La Poste workers to strike over "destructive" restructuring
French postal workers look set to strike tomorrow (March 29), opposing changes being made in working conditions at La Poste. The unions CFDT, CGT, SUD and CFTC have called for their postal colleagues to refuse work as part of a national day of action on the streets of France.
The unions are complaining at what they claimed to be a “worrying” deterioration of working conditions at La Poste, “destructive” restructuring and a shortage of delivery personnel, as well as safety issues for staff.
Protests were being organized last week around the country, including for outside La Poste headquarters in Paris.
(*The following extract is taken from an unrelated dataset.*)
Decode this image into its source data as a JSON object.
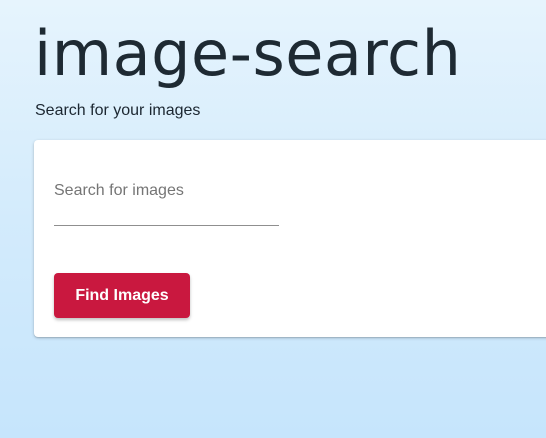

The protests come against a background of declining mail volumes being suffered across the globe, a liberalisation of the postal market within Europe under EU regulations designed to breed competition, and the change in status of La Poste last year as it became a public-owned limited company in a move seen by some as opening the possibility of privatisation.
A statement from the unions said postmen and postmistresses were being forced to take extra workloads when retired colleagues are not replaced, “with repercussions on their health and personal life”.
The complaints were proven, the unions said, by a 22% increase in sick leave registered at the French post office in 2010.
The unions demanded a recruitment of workers and for La Poste to cut down on its use of temporary workers and the outsourcing of work to the private sector.
They are calling for 4,000 people to be recruited, including 2,500 postal workers in 2011. La Poste has around 289,000 workers, and is one of the largest employers in the country outside of the government.
The CGT said forecasts of a 5% decline in mail volumes for 2010 had not come to pass, a 3.2% decline reported at the end of the year. And, it pointed to La Poste’s $500m profit recorded last year as stating that job cuts were not needed.